Martín nunca olvidó a aquella mujer y no sería la última vez que le pasarían cosas como esa.

El tiempo le había pasado volando y no se dio cuenta de la hora. Salió de la biblioteca de la Facultad de Derecho de la UBA a las ocho de la noche. Ernesto ese día no cursaba materias y tenía que irse a casa sin él. Fue a Retiro a tomar el tren. Su madre le había advertido de no hacer sola el trayecto que separaba la estación de su casa. Lucía pensó que por una vez que lo hiciera no pasaría nada. Bajó del tren y caminó por la arbolada y fría calle que la llevaba directo a su casa. Por si acaso, miró hacía todos lados sin ver a nadie. No había gente, solo algún esporádico auto. Antes de llegar a la segunda cuadra creyó escuchar un ruido, como una tos humana, pero luego pensó que podía haber sido un perro. A la cuadra siguiente sintió pasos y vio una sombra entre la hilera de árboles que bordeaban la vereda. Apuró el suyo. La persona que parecía seguirla y que se escondía hizo lo mismo. El corazón empezó a latirle más deprisa y le vinieron a la cabeza las recomendaciones de su madre.

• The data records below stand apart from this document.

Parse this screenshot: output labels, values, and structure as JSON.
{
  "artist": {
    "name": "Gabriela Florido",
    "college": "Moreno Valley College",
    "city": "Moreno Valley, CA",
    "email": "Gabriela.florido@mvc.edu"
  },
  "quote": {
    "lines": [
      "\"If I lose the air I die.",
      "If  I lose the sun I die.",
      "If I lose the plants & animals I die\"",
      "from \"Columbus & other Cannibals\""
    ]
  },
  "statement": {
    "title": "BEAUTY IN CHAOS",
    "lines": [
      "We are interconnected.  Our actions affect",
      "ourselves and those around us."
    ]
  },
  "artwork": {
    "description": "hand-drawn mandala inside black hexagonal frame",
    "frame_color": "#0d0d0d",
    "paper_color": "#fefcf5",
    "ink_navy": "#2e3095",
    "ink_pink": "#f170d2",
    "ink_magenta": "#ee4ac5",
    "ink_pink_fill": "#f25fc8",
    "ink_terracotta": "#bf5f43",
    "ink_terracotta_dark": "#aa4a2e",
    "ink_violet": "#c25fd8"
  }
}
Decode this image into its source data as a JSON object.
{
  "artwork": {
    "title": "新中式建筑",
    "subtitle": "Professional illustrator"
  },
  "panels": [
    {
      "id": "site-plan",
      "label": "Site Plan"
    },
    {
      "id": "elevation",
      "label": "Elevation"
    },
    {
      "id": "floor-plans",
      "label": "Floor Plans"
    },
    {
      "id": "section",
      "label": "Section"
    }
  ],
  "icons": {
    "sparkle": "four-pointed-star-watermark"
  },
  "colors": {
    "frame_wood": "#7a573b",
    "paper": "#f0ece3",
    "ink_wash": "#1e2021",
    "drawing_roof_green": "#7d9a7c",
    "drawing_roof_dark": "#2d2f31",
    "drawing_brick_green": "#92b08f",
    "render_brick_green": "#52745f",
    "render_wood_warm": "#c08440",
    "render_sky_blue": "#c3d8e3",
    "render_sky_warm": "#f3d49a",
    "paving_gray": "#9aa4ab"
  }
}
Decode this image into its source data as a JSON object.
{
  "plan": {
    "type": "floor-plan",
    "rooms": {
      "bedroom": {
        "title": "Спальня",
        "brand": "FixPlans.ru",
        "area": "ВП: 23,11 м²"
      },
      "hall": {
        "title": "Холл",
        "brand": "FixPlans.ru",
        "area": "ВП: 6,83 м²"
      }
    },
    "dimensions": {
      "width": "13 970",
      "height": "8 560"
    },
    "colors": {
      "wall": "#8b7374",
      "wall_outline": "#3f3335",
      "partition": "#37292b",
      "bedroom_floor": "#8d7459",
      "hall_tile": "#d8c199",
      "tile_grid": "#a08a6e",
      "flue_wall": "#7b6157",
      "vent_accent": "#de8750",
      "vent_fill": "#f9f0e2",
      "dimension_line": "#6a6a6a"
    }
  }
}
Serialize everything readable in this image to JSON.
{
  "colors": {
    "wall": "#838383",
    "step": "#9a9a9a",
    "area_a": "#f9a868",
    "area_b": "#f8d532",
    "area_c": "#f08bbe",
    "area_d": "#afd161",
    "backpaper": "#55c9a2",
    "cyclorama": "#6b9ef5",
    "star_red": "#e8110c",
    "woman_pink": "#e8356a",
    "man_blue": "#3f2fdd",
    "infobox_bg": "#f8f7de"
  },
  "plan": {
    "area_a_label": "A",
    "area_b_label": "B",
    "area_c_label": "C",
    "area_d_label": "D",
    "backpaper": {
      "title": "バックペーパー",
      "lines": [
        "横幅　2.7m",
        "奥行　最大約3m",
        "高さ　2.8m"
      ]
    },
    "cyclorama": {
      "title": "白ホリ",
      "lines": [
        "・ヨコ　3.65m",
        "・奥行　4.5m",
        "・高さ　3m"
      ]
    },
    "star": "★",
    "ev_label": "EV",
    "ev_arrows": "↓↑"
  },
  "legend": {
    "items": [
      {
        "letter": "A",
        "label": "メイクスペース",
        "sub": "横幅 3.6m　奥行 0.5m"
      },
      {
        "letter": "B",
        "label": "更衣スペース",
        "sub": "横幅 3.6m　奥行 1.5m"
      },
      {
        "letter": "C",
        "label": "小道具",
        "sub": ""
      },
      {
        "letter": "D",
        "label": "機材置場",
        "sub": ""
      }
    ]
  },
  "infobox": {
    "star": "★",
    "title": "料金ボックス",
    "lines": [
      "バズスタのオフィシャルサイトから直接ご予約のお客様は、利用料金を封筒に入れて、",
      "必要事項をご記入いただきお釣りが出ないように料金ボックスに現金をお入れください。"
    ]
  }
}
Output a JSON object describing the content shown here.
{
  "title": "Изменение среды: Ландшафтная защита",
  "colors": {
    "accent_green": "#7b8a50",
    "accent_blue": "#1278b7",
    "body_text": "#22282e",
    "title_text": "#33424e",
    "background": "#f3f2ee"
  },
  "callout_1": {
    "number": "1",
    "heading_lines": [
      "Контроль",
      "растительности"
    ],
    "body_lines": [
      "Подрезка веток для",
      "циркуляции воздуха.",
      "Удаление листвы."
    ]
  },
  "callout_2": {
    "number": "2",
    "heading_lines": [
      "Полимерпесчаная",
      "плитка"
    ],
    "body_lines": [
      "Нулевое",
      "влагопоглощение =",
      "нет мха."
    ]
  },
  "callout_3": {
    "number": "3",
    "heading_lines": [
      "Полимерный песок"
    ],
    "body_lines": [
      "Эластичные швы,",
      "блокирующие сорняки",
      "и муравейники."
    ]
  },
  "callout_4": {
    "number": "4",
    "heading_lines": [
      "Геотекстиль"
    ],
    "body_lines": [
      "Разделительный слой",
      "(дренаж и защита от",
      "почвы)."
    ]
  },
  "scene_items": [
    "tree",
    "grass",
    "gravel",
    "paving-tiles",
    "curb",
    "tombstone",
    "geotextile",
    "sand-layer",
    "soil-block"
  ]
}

Caminó más rápido, se dio cuenta de que si no corría, quien fuera el que la seguía, terminaría por alcanzarla. Cambió su mochila de hombro y ésta se engancho con la cadena de la rosa blanca que había recibido de su tío Esteban, la que en ese instante se cortó y cayó a la vereda. Aminoró el paso para recogerla pero al darse vuelta sintió el terror de ver a un hombre, a unos treinta metros, que sonreía en la semi penumbra, caminando hacia ella. Volvió a apurar el paso, solo le faltaban dos cuadras para llegar. Tenía que correr. ¿Por qué no le había hecho caso a su madre? Ya era tarde para acordarse de lo que debería haber hecho. Corrió, pero el hombre estaba detrás, no muy lejos. Trató de sacar las llaves del bolsillo. Respiraba entrecortadamente, no sabía si por el susto o la agitación de la corrida. Pensó en sus padres, en Ernesto…
Le faltaba una cuadra para llegar y por eso supo que nada de lo que hiciera podía evitar que aquel hombre la alcanzara.